Shortly after our marriage, my wife and I had summer jobs at a chalet or special camp in Quebec’s mountain-lake Northern area where the observation of the guilt mothers shouldered for their children’s handicaps stayed with us

Here is an excerpt from my China journal entry after dining at the home of a university colleague who later appeared in a book:
By all medical logic, the older girl should have been dead years ago. After dinner the last time we were there…Mr. Zhang…held the girl in his arms to spoon feed her, looked up at us and said: ‘She should be dead, but it is my will and love that keeps her alive.’ A miracle defying medical diagnosis and prognosis. I think she was 17 years old, very thin, unable to walk or talk, always carried, she could have passed for four years old. She never grew physically or mentally.

On a bus one day where passengers crowded on, looking up from a book I was reading, coming down the aisle, I noticed a young woman with severe Down Syndrome, and just behind her, a lovely, slim, blond lady of cool and calm demeanour, probably her mother, and the interaction between them.

These moments I have just shared happened a long time ago.

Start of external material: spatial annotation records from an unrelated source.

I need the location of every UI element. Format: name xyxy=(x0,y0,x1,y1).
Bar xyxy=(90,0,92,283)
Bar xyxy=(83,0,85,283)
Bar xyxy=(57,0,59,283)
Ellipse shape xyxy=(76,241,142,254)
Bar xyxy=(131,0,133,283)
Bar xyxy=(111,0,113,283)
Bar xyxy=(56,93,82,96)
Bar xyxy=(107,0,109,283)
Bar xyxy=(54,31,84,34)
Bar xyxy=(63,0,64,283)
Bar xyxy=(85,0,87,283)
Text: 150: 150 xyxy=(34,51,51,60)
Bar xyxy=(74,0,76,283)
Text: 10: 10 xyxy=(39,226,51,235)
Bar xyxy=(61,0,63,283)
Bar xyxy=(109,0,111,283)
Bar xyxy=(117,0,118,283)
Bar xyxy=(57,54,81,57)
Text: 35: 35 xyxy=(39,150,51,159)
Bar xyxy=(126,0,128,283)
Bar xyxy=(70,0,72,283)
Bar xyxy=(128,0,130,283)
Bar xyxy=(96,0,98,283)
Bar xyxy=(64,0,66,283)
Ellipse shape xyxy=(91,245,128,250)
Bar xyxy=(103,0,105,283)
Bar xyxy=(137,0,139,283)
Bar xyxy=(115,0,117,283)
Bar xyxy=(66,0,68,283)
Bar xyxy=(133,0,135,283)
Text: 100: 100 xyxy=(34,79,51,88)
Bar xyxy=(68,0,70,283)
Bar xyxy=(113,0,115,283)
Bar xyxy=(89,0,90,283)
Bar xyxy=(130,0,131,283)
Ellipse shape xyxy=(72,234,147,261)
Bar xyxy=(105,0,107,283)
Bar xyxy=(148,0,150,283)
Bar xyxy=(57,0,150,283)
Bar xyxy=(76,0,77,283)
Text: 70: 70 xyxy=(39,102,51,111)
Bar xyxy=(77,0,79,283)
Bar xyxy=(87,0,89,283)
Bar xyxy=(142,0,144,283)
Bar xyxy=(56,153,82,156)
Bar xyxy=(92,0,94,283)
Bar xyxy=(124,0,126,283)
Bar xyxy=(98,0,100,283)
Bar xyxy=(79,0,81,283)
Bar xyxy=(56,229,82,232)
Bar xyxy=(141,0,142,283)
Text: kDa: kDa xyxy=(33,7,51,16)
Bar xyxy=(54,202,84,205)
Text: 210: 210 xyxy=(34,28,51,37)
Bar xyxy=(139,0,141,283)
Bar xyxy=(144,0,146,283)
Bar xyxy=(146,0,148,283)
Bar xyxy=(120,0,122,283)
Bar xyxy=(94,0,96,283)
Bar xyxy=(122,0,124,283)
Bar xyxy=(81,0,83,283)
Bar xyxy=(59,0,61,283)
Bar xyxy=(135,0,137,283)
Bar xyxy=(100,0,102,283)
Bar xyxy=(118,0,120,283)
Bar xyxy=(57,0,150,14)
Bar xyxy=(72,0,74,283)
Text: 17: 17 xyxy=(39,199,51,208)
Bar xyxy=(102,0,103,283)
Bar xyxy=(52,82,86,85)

Their clarity and impact never faded. When I was asked to create a short story during a writing workshop years later, all of the above merged finding their way from mind to heart to pen to manuscript. Encouraged to expand it into a novel, a play evolved for possible staging. The protagonist and her dilemma, along with a few secondary characters continue to elicit quiet sympathy and fondness from me. I hope attending the reading and the representative cast will have the same effect.